David Gordon, one of today's most popular melange artists, asks the question in his new ''Trying Times,'' which runs at the experimentally oriented Dance Theater Workshop through Dec. 20. The question comes to a head at the end of Act I. The dancers in his group, called with typical Gordon wit the Pick Up Company, have been playing anagrams with the words, ''Who are you anyway?'' Finally, the question is put straight to Gordon himself. Instead of answering, the music of Stravinsky's ''Apollo'' looms loud as the lights dim.

Is Gordon really what his reputation says he is: postmodern, radical, anticlassical, antiballet? Or does he side with the music, which, in being the score that drew from George Balanchine his first ballet masterpiece, is emblematic of all the Apollonian standards Gordon and his ilk oppose?

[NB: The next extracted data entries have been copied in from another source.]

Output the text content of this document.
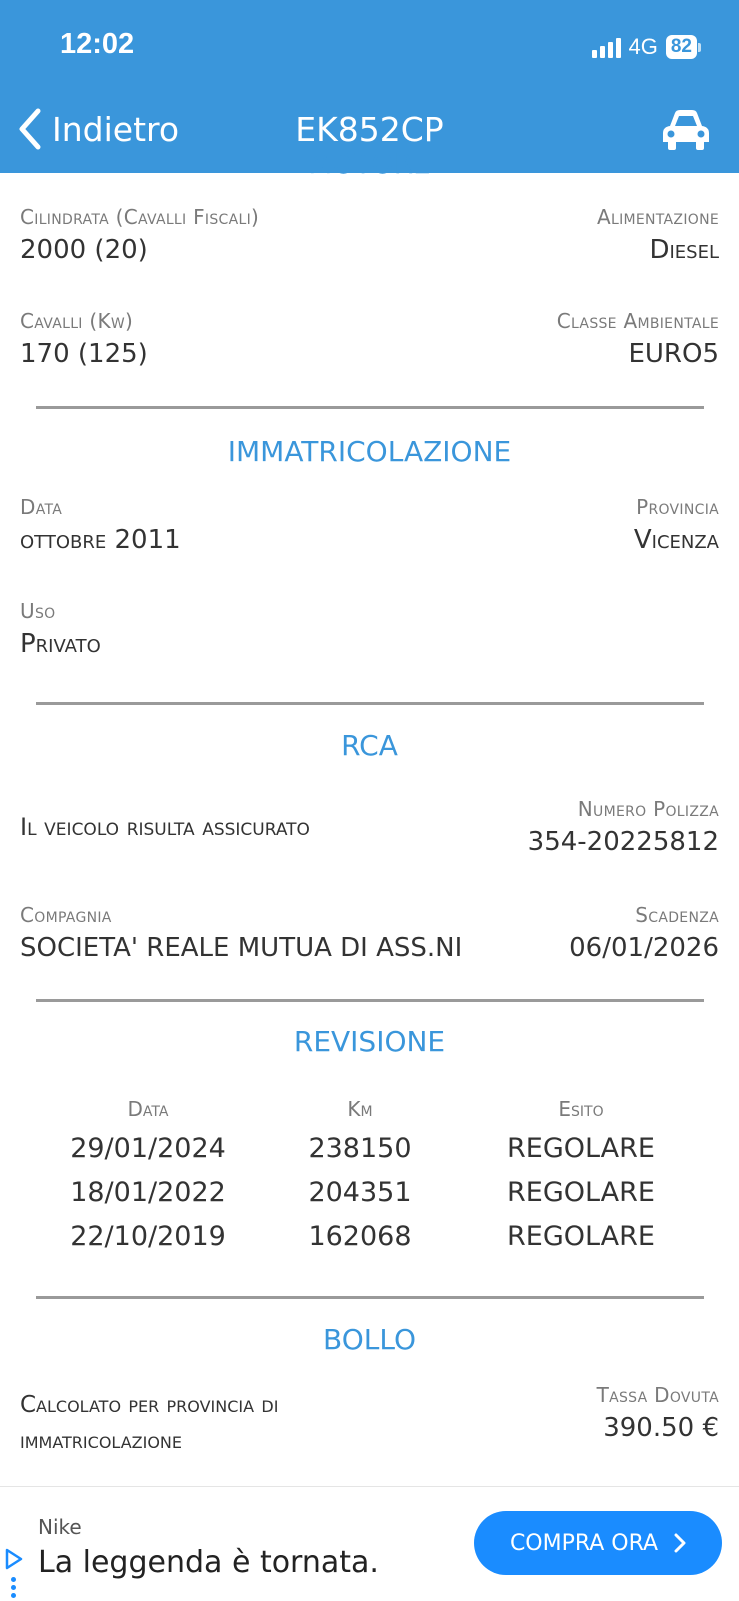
12:02	4G 82
Indietro	EK852CP
MOTORE
Cilindrata (Cavalli Fiscali)
2000 (20)
Alimentazione
Diesel
Cavalli (Kw)
170 (125)
Classe Ambientale
EURO5
IMMATRICOLAZIONE
Data
ottobre 2011
Provincia
Vicenza
Uso
Privato
RCA
Il veicolo risulta assicurato
Numero Polizza
354-20225812
Compagnia
SOCIETA' REALE MUTUA DI ASS.NI
Scadenza
06/01/2026
REVISIONE
Data	Km	Esito
29/01/2024	238150	REGOLARE
18/01/2022	204351	REGOLARE
22/10/2019	162068	REGOLARE
BOLLO
Calcolato per provincia di
immatricolazione
Tassa Dovuta
390.50 €
Nike
La leggenda è tornata.
COMPRA ORA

Act II answers (well, more or less) the question. First, the dancers actually dance to the music, the references to Balanchine's ''Apollo'' lessening as Gordon's own viewpoint develops. I can do it my way, the dance declares in a lyrical yet postmodern style - that is, Gordon puts the steps together with classical clarity and repose, yet the dancers' phrasing is flat, absolutely undecorated.

Then suddenly, all the props that have been so important in the first section - but in an abstract way - are reassembled to create a courtroom. Gordon puts himself on trial, with the dialogue as zany as only Gordon can make it. Whenever the judge asks ''on what grounds,'' Gordon's lawyer looks to the spot on which she's standing and says, ''right here.''

And so this deliciously absurd satire proceeds until Gordon is acquitted - well, not so much acquitted as left in peace - for being what he is: an iconoclast.

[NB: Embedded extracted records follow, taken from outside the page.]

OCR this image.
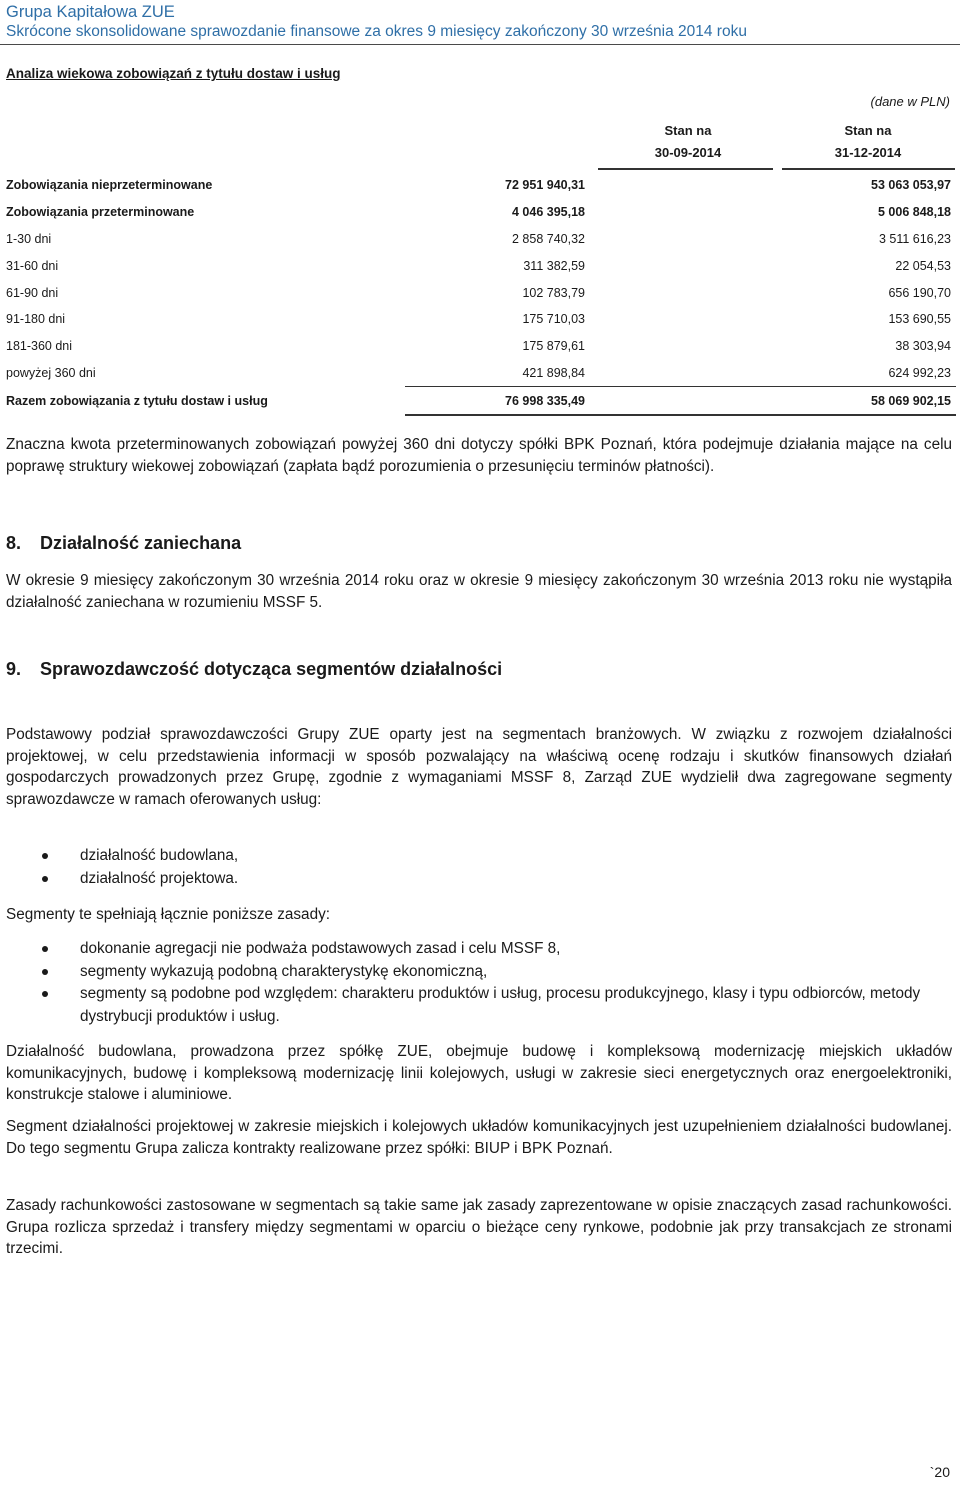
Grupa Kapitałowa ZUE
Skrócone skonsolidowane sprawozdanie finansowe za okres 9 miesięcy zakończony 30 września 2014 roku
Analiza wiekowa zobowiązań z tytułu dostaw i usług
(dane w PLN)
Stan na
30-09-2014
Stan na
31-12-2014
Zobowiązania nieprzeterminowane	72 951 940,31	53 063 053,97
Zobowiązania przeterminowane	4 046 395,18	5 006 848,18
1-30 dni	2 858 740,32	3 511 616,23
31-60 dni	311 382,59	22 054,53
61-90 dni	102 783,79	656 190,70
91-180 dni	175 710,03	153 690,55
181-360 dni	175 879,61	38 303,94
powyżej 360 dni	421 898,84	624 992,23
Razem zobowiązania z tytułu dostaw i usług	76 998 335,49	58 069 902,15
Znaczna kwota przeterminowanych zobowiązań powyżej 360 dni dotyczy spółki BPK Poznań, która podejmuje działania mające na celu poprawę struktury wiekowej zobowiązań (zapłata bądź porozumienia o przesunięciu terminów płatności).
8. Działalność zaniechana
W okresie 9 miesięcy zakończonym 30 września 2014 roku oraz w okresie 9 miesięcy zakończonym 30 września 2013 roku nie wystąpiła działalność zaniechana w rozumieniu MSSF 5.
9. Sprawozdawczość dotycząca segmentów działalności
Podstawowy podział sprawozdawczości Grupy ZUE oparty jest na segmentach branżowych. W związku z rozwojem działalności projektowej, w celu przedstawienia informacji w sposób pozwalający na właściwą ocenę rodzaju i skutków finansowych działań gospodarczych prowadzonych przez Grupę, zgodnie z wymaganiami MSSF 8, Zarząd ZUE wydzielił dwa zagregowane segmenty sprawozdawcze w ramach oferowanych usług:
działalność budowlana,
działalność projektowa.
Segmenty te spełniają łącznie poniższe zasady:
dokonanie agregacji nie podważa podstawowych zasad i celu MSSF 8,
segmenty wykazują podobną charakterystykę ekonomiczną,
segmenty są podobne pod względem: charakteru produktów i usług, procesu produkcyjnego, klasy i typu odbiorców, metody dystrybucji produktów i usług.
Działalność budowlana, prowadzona przez spółkę ZUE, obejmuje budowę i kompleksową modernizację miejskich układów komunikacyjnych, budowę i kompleksową modernizację linii kolejowych, usługi w zakresie sieci energetycznych oraz energoelektroniki, konstrukcje stalowe i aluminiowe.
Segment działalności projektowej w zakresie miejskich i kolejowych układów komunikacyjnych jest uzupełnieniem działalności budowlanej. Do tego segmentu Grupa zalicza kontrakty realizowane przez spółki: BIUP i BPK Poznań.
Zasady rachunkowości zastosowane w segmentach są takie same jak zasady zaprezentowane w opisie znaczących zasad rachunkowości. Grupa rozlicza sprzedaż i transfery między segmentami w oparciu o bieżące ceny rynkowe, podobnie jak przy transakcjach ze stronami trzecimi.
`20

''Trying Times'' is funny, lambent, whimsical, knowing, choreographically inventive - and often trying in its tediousness. Gordon often beats an idea to the ground. Be all of that as it may, ''Trying Times'' is basically an act of hubris. Who does Gordon think he is to warrant a trial? Socrates? And as for the ''Apollo'' bit, Balanchine doesn't have to worry about the competition.

True that much of Gordon's ''Apollo'' is lovely, but the cosmic context in which the dance is set can't help but minimalize whatever truly wonderful stuff Gordon does.